As a boy I loved Lego. I’d use the red and green and white bricks that, in those days, came in just a few shapes to construct houses, ships, cars and stairways that lead nowhere. It was all about fun and imagination. Last week, I was at the Check Point experience in London where I was demonstrating our workflow solution. It was a real delight meeting you out there and discussing our vision in light of your invaluable real-world experience (the bar was also not bad).

It was during the 1st day that I suddenly realized the analogy between our approach and Lego and how important it is in providing a good solution.

After a couple years of presenting our solution to security people from over one hundred organizations world-wide, I came to realize that there is no such thing as a standard process for managing changes to the security policy.

While one organization starts off with an access request which is then approved by a line manager, another may first want to design the change. Some want to allow requesters to specify the target firewalls while others keep them strictly within the domain of the firewall operations group. Not to mention the gazillion types of forms I have seen out there.

Of course, it would be easier if we could say “here’s how you should be working” and provide one ideal workflow but things just don’t work like that. Every organization has developed processes that match their needs and organizational structures and policies.

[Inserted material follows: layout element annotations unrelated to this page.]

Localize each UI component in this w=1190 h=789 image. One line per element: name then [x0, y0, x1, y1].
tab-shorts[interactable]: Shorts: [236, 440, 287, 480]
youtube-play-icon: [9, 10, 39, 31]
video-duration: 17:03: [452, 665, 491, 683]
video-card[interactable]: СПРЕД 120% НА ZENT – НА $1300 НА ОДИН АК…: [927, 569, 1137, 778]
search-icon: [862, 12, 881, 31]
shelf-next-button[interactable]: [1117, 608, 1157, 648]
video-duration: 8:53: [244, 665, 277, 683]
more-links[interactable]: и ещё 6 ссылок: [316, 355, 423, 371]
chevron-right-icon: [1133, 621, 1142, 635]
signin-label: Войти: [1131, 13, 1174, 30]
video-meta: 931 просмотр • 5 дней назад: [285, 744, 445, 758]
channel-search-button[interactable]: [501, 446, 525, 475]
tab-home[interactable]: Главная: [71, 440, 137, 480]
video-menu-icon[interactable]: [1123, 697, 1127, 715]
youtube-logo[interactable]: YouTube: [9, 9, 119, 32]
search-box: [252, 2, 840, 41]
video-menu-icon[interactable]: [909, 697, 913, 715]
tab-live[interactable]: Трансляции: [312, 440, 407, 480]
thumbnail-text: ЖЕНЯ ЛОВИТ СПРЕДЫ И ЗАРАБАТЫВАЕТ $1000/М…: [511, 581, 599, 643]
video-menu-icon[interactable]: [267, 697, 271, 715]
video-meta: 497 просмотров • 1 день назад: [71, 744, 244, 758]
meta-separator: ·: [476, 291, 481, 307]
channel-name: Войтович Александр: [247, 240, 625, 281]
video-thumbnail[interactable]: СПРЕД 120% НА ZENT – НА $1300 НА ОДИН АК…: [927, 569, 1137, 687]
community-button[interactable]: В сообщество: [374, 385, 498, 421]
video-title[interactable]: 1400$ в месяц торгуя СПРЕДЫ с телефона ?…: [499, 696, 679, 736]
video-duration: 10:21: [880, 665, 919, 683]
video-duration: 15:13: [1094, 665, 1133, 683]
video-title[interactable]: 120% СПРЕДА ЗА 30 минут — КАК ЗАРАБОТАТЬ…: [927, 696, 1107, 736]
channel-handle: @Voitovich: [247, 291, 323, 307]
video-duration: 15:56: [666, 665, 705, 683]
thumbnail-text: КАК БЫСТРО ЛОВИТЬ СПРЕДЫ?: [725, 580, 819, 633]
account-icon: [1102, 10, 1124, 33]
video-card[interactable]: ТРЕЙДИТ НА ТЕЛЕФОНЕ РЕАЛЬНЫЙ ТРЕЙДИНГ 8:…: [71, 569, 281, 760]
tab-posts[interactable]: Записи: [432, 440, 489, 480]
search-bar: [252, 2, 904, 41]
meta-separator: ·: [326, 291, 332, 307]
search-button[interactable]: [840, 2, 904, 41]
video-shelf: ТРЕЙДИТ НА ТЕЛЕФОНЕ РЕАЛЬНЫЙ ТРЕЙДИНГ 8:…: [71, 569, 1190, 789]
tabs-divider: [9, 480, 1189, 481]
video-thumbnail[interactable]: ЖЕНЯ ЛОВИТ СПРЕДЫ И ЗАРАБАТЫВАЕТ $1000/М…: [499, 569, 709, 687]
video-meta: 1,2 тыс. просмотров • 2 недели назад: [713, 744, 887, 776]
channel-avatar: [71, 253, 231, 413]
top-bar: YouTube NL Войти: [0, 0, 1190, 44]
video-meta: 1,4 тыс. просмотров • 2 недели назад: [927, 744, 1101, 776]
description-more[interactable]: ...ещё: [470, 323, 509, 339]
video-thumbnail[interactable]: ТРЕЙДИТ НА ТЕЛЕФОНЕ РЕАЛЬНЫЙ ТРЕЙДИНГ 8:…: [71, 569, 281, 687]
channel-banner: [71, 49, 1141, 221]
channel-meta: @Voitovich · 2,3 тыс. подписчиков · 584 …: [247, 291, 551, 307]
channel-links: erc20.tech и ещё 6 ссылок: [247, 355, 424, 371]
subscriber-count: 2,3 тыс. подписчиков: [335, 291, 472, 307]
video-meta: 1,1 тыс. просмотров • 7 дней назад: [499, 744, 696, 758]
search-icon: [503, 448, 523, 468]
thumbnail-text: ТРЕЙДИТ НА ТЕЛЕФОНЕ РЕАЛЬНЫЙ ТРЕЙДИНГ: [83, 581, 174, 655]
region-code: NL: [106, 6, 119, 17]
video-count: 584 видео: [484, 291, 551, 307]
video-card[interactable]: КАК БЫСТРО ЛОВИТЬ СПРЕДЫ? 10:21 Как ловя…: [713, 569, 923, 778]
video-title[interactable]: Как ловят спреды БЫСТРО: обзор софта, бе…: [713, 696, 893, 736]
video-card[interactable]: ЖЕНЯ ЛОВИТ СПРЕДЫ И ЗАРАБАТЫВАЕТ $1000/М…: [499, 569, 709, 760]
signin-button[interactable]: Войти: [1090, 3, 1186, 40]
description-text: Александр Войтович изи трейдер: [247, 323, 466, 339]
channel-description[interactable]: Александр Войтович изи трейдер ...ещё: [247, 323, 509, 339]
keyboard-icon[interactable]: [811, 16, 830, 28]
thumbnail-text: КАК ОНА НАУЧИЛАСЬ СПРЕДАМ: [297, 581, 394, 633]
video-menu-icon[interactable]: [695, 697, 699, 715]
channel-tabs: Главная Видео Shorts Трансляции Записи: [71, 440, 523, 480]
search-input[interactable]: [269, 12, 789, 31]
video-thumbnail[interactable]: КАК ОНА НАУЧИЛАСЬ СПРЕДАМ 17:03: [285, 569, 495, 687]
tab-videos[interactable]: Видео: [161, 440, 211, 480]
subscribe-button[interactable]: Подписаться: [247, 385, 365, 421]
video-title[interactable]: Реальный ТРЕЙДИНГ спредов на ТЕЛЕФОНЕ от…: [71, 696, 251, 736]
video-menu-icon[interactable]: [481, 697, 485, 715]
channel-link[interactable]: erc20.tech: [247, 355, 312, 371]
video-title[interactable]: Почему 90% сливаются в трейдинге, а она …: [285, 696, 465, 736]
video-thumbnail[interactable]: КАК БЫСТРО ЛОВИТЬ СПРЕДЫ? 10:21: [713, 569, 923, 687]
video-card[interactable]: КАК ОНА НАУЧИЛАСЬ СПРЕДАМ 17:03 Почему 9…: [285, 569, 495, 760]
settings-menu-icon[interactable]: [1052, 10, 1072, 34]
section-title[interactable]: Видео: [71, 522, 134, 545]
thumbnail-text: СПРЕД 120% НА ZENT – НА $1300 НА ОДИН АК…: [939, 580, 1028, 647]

Beyond technical constraints there are also social and political factors that have shaped these processes and they cannot be modified easily.

So instead of a single rigid process we chose to provide small building blocks that can be compiled into the organizational processes, things like:

  • Permissions and roles
  • Users and groups
  • Workflows that are composed of configurable steps
  • Forms that consist of fields such as input fields and drop down lists
  • Application flows (the requested access paths) that can change their appearance to match the needs of users with different roles
  • Dynamic yet controllable workflows so that users have flexibility within a fixed framework

This Lego approach makes our solution effective in a variety of environments with differing processes including ones we haven’t even seen or anticipated.

Now I’m doing real Lego again with my daughters but this time its princesses and castles instead of cars and ships. Yep, it’s all about fun and imagination.